Les objectifs du programme scientifique

Le programme scientifique sur la Sélune a débuté en 2012 et se poursuivra jusqu’en 2027 (plus de détails sur le contexte du programme sur cette page). Les chercheurs suivent la restauration écologique du cours d’eau, afin de caractériser les processus physiques, chimiques et biologiques mis en œuvre et d’accompagner les changements sociétaux qui vont s’opérer. Les échelles d’études sont multiples, cascadant du paysage jusqu’aux éléments chimiques.

Le programme scientifique sur la Sélune c’est…

Un cas d’étude unique en Europe

Le programme Sélune est unique en Europe par :

  • La hauteur des deux barrages (16 et 36 m),
  • Leur localisation près de l’embouchure du fleuve,
  • Leur emprise sur le cours d’eau (20 km ennoyés, soit environ 25% du linéaire total),
  • Un bassin versant à forte dominante agricole (polyculture-élevage, production laitière majoritaire).

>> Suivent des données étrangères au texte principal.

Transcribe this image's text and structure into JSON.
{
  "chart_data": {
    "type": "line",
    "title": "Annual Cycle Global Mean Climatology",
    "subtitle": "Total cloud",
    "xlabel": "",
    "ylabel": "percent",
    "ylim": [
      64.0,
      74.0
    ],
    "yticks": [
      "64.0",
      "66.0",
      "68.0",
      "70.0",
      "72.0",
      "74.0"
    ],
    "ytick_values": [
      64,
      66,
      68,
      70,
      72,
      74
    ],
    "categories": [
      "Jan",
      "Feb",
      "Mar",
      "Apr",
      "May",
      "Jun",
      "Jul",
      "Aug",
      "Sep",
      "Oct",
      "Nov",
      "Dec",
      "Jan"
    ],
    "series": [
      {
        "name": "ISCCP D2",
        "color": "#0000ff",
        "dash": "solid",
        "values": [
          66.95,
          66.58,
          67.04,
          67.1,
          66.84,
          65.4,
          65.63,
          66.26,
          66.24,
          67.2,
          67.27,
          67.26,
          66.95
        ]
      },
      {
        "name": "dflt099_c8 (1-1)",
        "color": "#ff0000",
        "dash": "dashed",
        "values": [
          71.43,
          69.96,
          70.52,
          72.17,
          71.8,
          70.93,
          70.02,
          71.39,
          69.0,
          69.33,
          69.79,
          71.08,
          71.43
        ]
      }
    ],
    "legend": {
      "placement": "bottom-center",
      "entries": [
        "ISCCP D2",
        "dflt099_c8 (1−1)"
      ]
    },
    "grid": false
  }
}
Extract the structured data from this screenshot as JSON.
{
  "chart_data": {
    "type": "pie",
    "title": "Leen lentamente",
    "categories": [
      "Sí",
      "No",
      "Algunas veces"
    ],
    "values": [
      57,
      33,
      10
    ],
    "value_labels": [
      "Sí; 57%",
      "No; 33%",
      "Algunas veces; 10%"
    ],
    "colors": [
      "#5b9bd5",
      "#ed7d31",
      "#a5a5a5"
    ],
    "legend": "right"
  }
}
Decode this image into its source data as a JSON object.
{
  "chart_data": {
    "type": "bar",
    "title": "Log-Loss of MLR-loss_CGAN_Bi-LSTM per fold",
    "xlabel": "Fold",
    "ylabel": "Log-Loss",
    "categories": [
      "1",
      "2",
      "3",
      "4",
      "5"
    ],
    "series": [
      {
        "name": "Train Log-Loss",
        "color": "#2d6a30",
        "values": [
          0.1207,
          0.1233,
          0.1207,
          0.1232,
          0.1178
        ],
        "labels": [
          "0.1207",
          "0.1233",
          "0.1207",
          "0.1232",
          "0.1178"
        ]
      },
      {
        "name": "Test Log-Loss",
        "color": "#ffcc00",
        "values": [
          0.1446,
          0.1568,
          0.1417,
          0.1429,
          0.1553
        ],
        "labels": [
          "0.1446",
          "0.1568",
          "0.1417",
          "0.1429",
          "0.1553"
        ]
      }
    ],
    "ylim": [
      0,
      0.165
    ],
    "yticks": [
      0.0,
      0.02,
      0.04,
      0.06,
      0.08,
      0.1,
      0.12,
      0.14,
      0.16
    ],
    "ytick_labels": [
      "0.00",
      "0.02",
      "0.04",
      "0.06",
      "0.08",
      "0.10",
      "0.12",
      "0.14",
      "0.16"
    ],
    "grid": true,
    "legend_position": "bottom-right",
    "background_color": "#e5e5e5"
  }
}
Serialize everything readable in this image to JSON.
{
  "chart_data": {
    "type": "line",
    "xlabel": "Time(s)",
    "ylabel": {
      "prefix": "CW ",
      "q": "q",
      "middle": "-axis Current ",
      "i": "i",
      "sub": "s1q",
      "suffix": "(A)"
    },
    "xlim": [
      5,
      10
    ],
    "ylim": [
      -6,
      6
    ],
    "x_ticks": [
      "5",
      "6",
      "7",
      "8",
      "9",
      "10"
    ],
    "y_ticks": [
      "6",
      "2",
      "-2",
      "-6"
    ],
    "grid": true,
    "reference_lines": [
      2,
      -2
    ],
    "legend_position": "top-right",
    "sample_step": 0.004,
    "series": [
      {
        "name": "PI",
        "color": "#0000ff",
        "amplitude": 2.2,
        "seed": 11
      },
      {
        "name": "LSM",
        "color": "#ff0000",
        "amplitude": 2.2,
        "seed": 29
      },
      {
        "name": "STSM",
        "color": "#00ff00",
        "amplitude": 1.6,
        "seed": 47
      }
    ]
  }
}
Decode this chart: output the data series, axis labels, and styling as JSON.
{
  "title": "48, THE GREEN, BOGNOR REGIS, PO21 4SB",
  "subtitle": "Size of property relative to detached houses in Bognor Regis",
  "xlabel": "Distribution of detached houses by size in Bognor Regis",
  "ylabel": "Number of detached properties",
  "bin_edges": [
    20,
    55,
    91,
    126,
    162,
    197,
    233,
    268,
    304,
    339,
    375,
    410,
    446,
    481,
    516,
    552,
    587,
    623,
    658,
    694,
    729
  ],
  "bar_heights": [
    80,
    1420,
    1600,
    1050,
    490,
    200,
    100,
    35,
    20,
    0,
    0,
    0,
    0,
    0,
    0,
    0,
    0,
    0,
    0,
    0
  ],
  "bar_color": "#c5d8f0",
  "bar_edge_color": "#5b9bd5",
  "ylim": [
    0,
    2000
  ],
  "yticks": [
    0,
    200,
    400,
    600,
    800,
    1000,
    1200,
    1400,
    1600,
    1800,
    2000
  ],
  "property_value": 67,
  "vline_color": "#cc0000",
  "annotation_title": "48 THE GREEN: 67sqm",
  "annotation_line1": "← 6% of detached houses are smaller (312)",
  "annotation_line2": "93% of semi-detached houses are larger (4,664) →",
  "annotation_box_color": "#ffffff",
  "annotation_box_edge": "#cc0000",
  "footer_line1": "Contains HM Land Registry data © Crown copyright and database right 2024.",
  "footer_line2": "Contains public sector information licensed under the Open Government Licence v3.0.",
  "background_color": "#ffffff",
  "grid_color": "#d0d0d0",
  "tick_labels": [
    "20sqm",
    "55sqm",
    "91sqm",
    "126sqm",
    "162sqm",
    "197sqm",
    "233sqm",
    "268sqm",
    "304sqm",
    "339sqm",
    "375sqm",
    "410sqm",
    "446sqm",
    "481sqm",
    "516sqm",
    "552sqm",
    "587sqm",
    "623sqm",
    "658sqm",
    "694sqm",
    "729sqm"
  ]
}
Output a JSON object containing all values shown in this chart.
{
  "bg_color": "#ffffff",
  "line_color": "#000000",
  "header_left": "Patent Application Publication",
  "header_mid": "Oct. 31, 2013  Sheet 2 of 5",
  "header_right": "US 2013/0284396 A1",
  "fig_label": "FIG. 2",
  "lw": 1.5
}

Un suivi complet et sur le long terme

Le programme Sélune est un programme sur le long terme (2012-2027) réalisant un suivi complet tout au long des trois phases de restauration de la continuité écologique de la vallée de la Sélune :

  1. La phase d’évaluation de l’état initial (2012-2018)
  2. La phase d’effacement (2019-2021)
  3. La phase de restauration (2022-2027)

Un programme multidisciplinaire

Un suivi complet implique la contribution de nombreuses disciplines scientifiques, organisées en trois grandes thématiques :

  1. La dynamique du territoire et ses trajectoires
  2. La dynamique fluviale et la qualité de l’eau
  3. Les biocénoses, leur fonctionnement et évolution

Un programme scientifique de référence

Le programme Sélune se veut une « boite à outil » dont l’objectif final est de produire un retour d’expérience complet exemplaire. Il permettra d’apporter des recommandations pour les gestionnaires dans la restauration des cours d’eau suite à l’effacement de grands barrages.

Les objectifs

Le programme scientifique, sous la coordination d’INRAE, doit permettre :

  1. D’analyser les mécanismes de restauration écologique du fleuve, sur ce territoire en transition.
  2. De faire de ce site pilote une référence scientifique.
  3. De caractériser les effets de la remise en continuité d’une vallée par l’effacement d’obstacles.
  4. De dégager les coûts et les bénéfices sociétaux et écologiques liés au retour d’un écosystème fluvial.
  5. De proposer un retour d’expérience sur le devenir des barrages vieillissants au niveau mondial.

Les actions menées dans le cadre de ce programme sont majoritairement financées par l’Agence de l’Eau Seine-Normandie (AESN), l’Office Français pour la Biodiversité (OFB) et les organismes de recherche impliqués (en savoir plus sur les partenaires).